Stephanie Youngblood
Stephanie Youngblood is a PhD candidate in the Department of English at UW-Madison. She received undergraduates degrees in History and Liberal Arts from the University of Oklahoma, and holds master’s degrees from both Oxford and York Universities. Stephanie has published articles in Callaloo and GLQ, has taught at the Johns Hopkins University Center for Talented Youth, and has been the recipient of both University and Sawyer Seminar Fellowships. Her dissertation looks at the intersection of poetry, testimony, and the body in American literature concerning the AIDS crisis and September 11th.
Anna Zeide
Anna Zeide is currently completing her PhD in the History of Science, Medicine, and Technology, writing a dissertation on the history of the U.S. canning industry, which explores how the rise of processed food in America was grounded by scientific expertise against a changing consumer and environmental backdrop. She has also exercised her interests in food and the environment in a variety of venues throughout the broader UW and Madison communities.

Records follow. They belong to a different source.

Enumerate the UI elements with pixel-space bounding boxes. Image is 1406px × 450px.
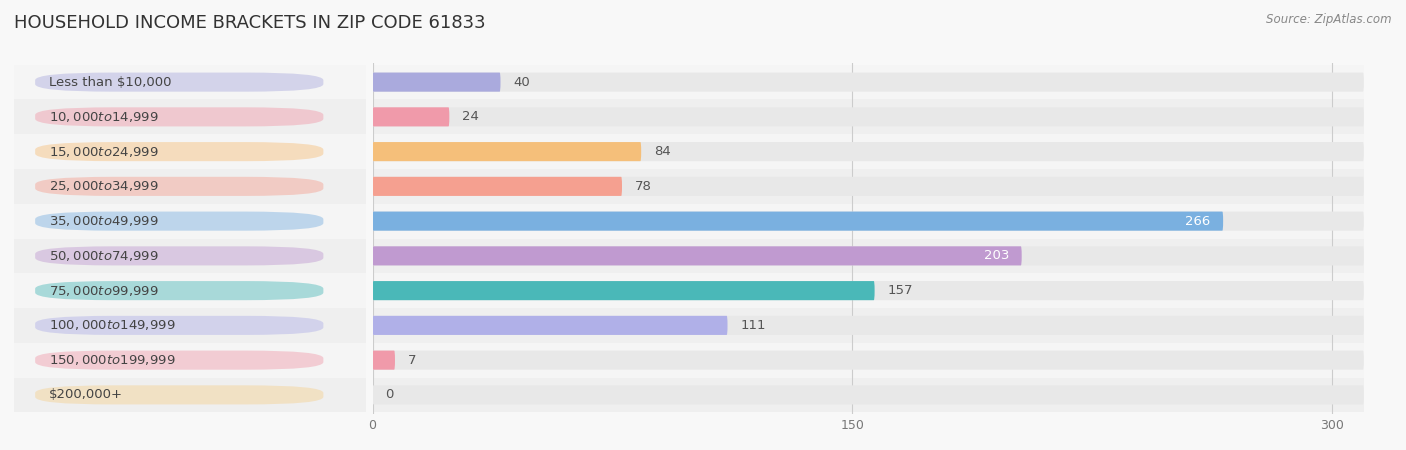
Bar [14, 204, 366, 238]
Bar [373, 204, 1364, 238]
FancyBboxPatch shape [373, 281, 1364, 300]
Text: 203: 203 [984, 249, 1010, 262]
FancyBboxPatch shape [373, 107, 1364, 126]
Text: 157: 157 [887, 284, 912, 297]
FancyBboxPatch shape [35, 142, 323, 161]
Bar [14, 378, 366, 412]
Bar [373, 99, 1364, 134]
Text: HOUSEHOLD INCOME BRACKETS IN ZIP CODE 61833: HOUSEHOLD INCOME BRACKETS IN ZIP CODE 61… [14, 14, 485, 32]
FancyBboxPatch shape [373, 246, 1364, 266]
Bar [373, 343, 1364, 378]
Bar [373, 378, 1364, 412]
FancyBboxPatch shape [373, 351, 1364, 370]
FancyBboxPatch shape [373, 351, 395, 370]
FancyBboxPatch shape [373, 385, 1364, 405]
Bar [373, 169, 1364, 204]
Text: 78: 78 [634, 180, 651, 193]
Text: $50,000 to $74,999: $50,000 to $74,999 [49, 249, 159, 263]
Text: 266: 266 [1185, 215, 1211, 228]
Text: 0: 0 [385, 388, 394, 401]
FancyBboxPatch shape [373, 142, 1364, 161]
Text: 111: 111 [741, 319, 766, 332]
Bar [373, 134, 1364, 169]
Bar [14, 134, 366, 169]
Text: $200,000+: $200,000+ [49, 388, 124, 401]
FancyBboxPatch shape [373, 281, 875, 300]
Bar [14, 169, 366, 204]
Bar [373, 308, 1364, 343]
Text: $10,000 to $14,999: $10,000 to $14,999 [49, 110, 159, 124]
Text: $35,000 to $49,999: $35,000 to $49,999 [49, 214, 159, 228]
Bar [373, 238, 1364, 273]
Text: 40: 40 [513, 76, 530, 89]
FancyBboxPatch shape [373, 142, 641, 161]
Text: $15,000 to $24,999: $15,000 to $24,999 [49, 144, 159, 158]
Bar [14, 99, 366, 134]
FancyBboxPatch shape [373, 107, 450, 126]
FancyBboxPatch shape [35, 246, 323, 266]
Text: $150,000 to $199,999: $150,000 to $199,999 [49, 353, 176, 367]
FancyBboxPatch shape [373, 246, 1022, 266]
FancyBboxPatch shape [35, 177, 323, 196]
Bar [373, 65, 1364, 99]
FancyBboxPatch shape [35, 281, 323, 300]
FancyBboxPatch shape [373, 212, 1223, 231]
Bar [373, 273, 1364, 308]
Bar [14, 308, 366, 343]
Bar [14, 273, 366, 308]
Text: $75,000 to $99,999: $75,000 to $99,999 [49, 284, 159, 297]
FancyBboxPatch shape [35, 351, 323, 370]
Text: $100,000 to $149,999: $100,000 to $149,999 [49, 319, 176, 333]
FancyBboxPatch shape [35, 385, 323, 405]
FancyBboxPatch shape [35, 72, 323, 92]
FancyBboxPatch shape [373, 316, 727, 335]
Bar [14, 343, 366, 378]
Bar [14, 238, 366, 273]
Text: 24: 24 [463, 110, 479, 123]
FancyBboxPatch shape [373, 177, 1364, 196]
Text: $25,000 to $34,999: $25,000 to $34,999 [49, 180, 159, 194]
Text: Source: ZipAtlas.com: Source: ZipAtlas.com [1267, 14, 1392, 27]
FancyBboxPatch shape [373, 316, 1364, 335]
Bar [14, 65, 366, 99]
FancyBboxPatch shape [373, 212, 1364, 231]
FancyBboxPatch shape [35, 212, 323, 231]
FancyBboxPatch shape [373, 72, 501, 92]
Text: 84: 84 [654, 145, 671, 158]
Text: Less than $10,000: Less than $10,000 [49, 76, 172, 89]
FancyBboxPatch shape [373, 72, 1364, 92]
FancyBboxPatch shape [373, 177, 621, 196]
FancyBboxPatch shape [35, 316, 323, 335]
Text: 7: 7 [408, 354, 416, 367]
FancyBboxPatch shape [35, 107, 323, 126]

She has designed a food-based environmental studies course for the UW PEOPLE Program; worked as a Food Programming Liaison for the UW GreenHouse environmental dorm; served as a Project Assistant for the Center for Culture, History, and Environment; and worked with Community GroundWorks and the Wisconsin School Gardening Initiative. Her academic and civic engagement work has been recognized through a National Science Foundation Graduate Research Fellowship and by a UW-Madison Exceptional Service Teaching Assistant Award. Anna extended her experiences and passions through the Public Humanities Fellowship at the Madison Children’s Museum, where she focused on developing the Museum’s sustainability and health initiatives.